Hence we feel tapping the brachioradialis in children should be tried if conventional method of elicitation of reflex fails. The interpretation may be as follows: (a) if there is no correlation it should be assumed that the reflex is absent; (b) in generalized hyporeflexia, the brachioradialis reflex elicited by muscle tapping should be taken as negative; (c) if there is a brisk contraction and there is generalized hyperreflexia, the reflex is taken as exaggerated; (d) if there is a brisk contraction and the other reflexes are normal, the reflex is taken as exaggerated; and (e) if there is a brisk contraction on one side as compared to the other, the reflex should be taken as exaggerated.

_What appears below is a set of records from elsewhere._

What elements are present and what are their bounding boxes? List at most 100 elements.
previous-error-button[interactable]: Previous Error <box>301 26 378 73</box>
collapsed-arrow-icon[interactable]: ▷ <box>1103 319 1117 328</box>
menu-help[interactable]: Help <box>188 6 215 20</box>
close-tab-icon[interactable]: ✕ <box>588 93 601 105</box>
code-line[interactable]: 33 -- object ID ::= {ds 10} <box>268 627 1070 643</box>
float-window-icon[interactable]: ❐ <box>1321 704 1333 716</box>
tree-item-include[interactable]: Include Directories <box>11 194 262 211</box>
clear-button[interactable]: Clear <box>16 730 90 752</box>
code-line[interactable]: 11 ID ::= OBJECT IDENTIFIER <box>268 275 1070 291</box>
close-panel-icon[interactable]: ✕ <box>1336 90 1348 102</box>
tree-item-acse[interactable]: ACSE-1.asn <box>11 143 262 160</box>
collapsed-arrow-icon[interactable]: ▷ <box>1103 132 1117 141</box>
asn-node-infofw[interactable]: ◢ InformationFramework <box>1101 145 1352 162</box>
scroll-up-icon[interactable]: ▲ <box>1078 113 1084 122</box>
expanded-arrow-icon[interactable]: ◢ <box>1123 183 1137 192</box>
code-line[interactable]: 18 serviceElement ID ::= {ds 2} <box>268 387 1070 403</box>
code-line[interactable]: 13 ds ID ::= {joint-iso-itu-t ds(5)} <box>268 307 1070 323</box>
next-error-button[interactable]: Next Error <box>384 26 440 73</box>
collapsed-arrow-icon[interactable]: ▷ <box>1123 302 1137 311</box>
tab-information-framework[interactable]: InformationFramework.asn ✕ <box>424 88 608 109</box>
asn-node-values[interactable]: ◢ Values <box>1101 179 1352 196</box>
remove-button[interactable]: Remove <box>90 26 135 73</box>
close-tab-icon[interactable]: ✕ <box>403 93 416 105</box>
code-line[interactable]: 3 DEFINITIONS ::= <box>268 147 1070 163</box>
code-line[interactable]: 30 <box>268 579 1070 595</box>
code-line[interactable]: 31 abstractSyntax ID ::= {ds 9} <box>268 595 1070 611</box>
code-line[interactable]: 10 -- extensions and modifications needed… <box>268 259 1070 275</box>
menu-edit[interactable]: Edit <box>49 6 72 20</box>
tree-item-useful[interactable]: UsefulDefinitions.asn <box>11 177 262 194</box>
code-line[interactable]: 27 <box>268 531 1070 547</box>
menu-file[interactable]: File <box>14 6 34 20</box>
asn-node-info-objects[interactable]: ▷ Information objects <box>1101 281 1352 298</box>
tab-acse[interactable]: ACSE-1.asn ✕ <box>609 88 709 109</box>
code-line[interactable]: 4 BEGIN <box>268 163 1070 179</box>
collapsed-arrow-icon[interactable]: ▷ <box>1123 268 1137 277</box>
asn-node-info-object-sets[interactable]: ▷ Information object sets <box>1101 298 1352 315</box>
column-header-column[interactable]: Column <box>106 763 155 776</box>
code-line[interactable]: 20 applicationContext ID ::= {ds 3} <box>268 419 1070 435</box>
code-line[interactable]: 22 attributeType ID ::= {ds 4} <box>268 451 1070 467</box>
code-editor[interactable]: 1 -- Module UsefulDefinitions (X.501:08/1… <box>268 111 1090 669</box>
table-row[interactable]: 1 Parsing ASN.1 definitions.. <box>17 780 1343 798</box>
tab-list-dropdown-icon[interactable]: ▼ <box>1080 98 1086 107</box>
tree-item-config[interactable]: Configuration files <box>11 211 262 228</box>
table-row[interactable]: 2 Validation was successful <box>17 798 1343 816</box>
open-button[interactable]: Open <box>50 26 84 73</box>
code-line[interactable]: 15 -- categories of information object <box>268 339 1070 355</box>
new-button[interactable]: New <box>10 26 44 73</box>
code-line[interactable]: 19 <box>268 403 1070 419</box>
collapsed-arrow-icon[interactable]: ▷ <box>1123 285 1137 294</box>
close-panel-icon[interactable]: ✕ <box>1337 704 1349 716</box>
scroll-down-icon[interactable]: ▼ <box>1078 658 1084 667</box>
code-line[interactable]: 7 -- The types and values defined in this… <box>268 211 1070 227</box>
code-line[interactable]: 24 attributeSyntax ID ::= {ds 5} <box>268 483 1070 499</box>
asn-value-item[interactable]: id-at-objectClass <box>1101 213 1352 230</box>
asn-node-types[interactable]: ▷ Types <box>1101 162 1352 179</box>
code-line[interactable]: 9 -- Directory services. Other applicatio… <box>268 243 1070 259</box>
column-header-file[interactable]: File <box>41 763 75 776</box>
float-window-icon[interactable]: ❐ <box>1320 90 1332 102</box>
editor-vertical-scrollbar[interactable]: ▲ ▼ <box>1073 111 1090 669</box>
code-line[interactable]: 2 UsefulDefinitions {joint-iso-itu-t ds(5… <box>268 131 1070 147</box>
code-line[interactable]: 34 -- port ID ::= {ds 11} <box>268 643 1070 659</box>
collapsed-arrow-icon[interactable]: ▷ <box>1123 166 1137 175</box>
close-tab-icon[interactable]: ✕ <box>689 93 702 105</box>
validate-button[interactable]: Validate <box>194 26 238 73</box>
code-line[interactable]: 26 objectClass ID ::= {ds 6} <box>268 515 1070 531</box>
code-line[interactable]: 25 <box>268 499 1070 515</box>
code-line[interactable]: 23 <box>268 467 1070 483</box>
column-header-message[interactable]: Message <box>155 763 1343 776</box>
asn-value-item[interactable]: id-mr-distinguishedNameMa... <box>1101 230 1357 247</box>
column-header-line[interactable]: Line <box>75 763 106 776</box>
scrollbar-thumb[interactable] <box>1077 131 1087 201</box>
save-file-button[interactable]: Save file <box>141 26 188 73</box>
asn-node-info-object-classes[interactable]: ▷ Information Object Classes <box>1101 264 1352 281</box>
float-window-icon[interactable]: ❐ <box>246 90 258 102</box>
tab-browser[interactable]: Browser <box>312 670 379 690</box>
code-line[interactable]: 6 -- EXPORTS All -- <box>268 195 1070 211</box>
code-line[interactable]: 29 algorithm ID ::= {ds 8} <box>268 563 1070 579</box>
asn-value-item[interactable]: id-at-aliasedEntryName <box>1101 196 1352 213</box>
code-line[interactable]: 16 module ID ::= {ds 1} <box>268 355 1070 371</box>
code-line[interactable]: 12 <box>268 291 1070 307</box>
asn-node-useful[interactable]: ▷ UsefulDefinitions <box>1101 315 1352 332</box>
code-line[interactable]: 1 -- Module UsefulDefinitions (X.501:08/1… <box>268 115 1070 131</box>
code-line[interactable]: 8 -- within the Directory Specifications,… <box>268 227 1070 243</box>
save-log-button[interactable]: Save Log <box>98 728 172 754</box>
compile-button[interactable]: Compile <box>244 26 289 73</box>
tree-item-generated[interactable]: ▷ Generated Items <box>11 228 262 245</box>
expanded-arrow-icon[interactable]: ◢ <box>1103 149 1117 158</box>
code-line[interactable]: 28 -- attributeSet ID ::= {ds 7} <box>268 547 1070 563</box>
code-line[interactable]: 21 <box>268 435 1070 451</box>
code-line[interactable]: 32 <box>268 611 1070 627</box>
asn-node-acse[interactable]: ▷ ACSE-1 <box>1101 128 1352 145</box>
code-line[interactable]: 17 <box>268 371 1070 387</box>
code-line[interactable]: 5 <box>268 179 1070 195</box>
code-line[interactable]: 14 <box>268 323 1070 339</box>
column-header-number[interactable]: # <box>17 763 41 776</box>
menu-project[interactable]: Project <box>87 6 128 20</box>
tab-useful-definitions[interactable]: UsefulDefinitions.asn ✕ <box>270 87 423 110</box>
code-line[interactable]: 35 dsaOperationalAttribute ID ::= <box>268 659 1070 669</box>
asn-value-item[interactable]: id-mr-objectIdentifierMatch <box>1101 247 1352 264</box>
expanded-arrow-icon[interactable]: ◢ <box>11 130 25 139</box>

While it is true that clinical examinations must be universal and acceptable to all, the search for finding newer ways to improve our evaluation and examination skill should not end. As it is, the reliance on investigations rather than clinical examination for diagnosis has increased greatly during the last decade. Hence any new observations must not be discarded simply because they do not comply with already laid down practice. The authors feel an attempt must be made to evaluate them personally in several patients before labelling it as unacceptable. We would be happy to share the experience of other pediatricians after they have evaluated patients.

Veena Kalra,
Professor, Department of Pediatrics,
All India Institute of Medical Sciences,
New Delhi 110 029, India.

Rekha Mittal,
Classified Specialist (Pediatrics)
and Pediatric Neurologist,
Army Hospital (R&R),
Delhi Cantt 110 010, India.

Reference

1. Mayo Clinic and Mayo Foundation. Motor Function Part II. Specific study of msucle. In: Mayo Clinic Examinations in Neurology, 7th edn. Rochester, Mosby, 1998; pp 171-240.